Le journal des étudiant.e.s de Lyon 3

Les insultes misogynes d’un policier envers une victime d’agression sexuelle : le syndrome des défaillances structurelles dans l’accompagnement des victimes

Tandis que Le 25 janvier 2022, Gérald Darmanin annonçait avec assurance que « les femmes subissant des violences physiques ou psychologiques portent plainte systématiquement« , avant d’ajouter que « systématiquement, il y a des poursuites judiciaires » ; et que le Ministère de l’Intérieur se félicitait le 5 mars 2021 du fait que « 90% des femmes ayant porté plainte en 2020 pour des faits de violences conjugales étaient satisfaites de l’accueil en commissariats et gendarmeries« , une révélation récente de Mediapart témoigne de la réalité sur le terrain.

Retour sur l’affaire

Le 15 février 2022, Médiapart dévoile un message vocal laissé le 5 février sur le répondeur d’une victime qui venait de porter plainte pour agression sexuelle. Sur l’enregistrement, on peut distinctement entendre un agent de police répéter à plusieurs reprises de violentes insultes misogynes à l’égard de la victime. Le policier déclare ainsi : “Putain, elle refuse la confront’ [entendre ici confrontation] en plus, la pute. Comme par hasard. En fait, c’était juste pour lui casser les couilles” tout en continuant : “Il arrive un truc comme ça, déjà elle fout une mandale au mec. Et après elle va vouloir une confrontation, histoire de lui péter la gueule encore plus sur l’audition. »

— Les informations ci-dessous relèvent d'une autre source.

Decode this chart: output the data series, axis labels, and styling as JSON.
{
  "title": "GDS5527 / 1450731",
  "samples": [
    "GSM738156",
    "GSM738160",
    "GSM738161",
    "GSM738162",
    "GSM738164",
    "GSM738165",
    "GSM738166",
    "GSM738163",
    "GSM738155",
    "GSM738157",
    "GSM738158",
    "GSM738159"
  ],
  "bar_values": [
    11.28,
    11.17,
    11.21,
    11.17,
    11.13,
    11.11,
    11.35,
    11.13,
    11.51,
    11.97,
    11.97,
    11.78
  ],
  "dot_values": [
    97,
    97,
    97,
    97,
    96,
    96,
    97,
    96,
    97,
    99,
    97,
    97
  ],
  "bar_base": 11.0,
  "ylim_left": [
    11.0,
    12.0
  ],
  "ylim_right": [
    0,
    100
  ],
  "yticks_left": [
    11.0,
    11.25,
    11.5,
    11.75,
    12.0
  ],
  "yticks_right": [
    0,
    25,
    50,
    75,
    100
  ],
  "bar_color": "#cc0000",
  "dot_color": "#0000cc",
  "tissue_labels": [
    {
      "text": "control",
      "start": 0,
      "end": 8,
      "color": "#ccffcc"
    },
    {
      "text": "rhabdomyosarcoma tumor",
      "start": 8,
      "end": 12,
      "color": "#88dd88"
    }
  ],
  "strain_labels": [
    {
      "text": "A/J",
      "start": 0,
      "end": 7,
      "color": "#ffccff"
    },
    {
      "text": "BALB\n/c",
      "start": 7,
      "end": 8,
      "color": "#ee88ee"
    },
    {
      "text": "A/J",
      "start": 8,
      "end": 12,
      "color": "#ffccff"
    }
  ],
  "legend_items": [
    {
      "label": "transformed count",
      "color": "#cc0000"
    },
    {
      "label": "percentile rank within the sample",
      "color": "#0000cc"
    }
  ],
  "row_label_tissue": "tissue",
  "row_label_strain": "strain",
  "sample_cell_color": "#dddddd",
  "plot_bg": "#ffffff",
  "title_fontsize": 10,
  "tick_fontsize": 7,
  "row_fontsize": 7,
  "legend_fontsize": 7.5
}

Ces propos sont le résultat, à la fois d’une société patriarcale et d’un manque de formation des agents de police qui font alors preuves d’idées reçues sur les victimes de violences sexuelles. Le jugement subjectif du policier prévaut ici sur un comportement objectif et professionnel. Le policier uniformise les réactions possibles. Une seule réaction serait alors envisageable, celle de la victime qui aurait la force de confronter son agresseur tout en invisibilisant les milliers d’autres réactions possibles comme la paralysie, le sentiment de peur, de culpabilité, de honte qui pourrait prendre le dessus.

Dans l’heure, pour répondre à la polémique, le préfet de police Didier Lallement annonce la saisie de l’Inspection générale de la Police nationale (IGPN) et la suspension à titre conservatoire du policier.  Malgré une réponse rapide, celle-ci demeure à titre conservatoire et à court terme, ne réglant que partiellement le problème sur le moment. Mesure qui ne peut, en aucun cas, réparer complètement le préjudice subi par la victime lors de l’écoute de ce message vocal, celle-ci ayant déjà dû trouver le courage de porter plainte, après avoir été victime une première fois.

Ces révélations démontrent les défaillances structurelles majeures dans la prise en charge et l’assistance des victimes d’agression sexuelle.

Alors, comment expliquer que les policiers, engagés pour la protection des citoyens et des citoyennes, puissent en arriver à insulter une personne venue porter plainte pour agression sexuelle ?

D’une part, ce phénomène, loin d’être nouveau, n’a rien de surprenant dans une société qui baigne dans la culture du viol. Mais d’abord, effectuons un bref rappel : qu’est-ce que la culture du viol ?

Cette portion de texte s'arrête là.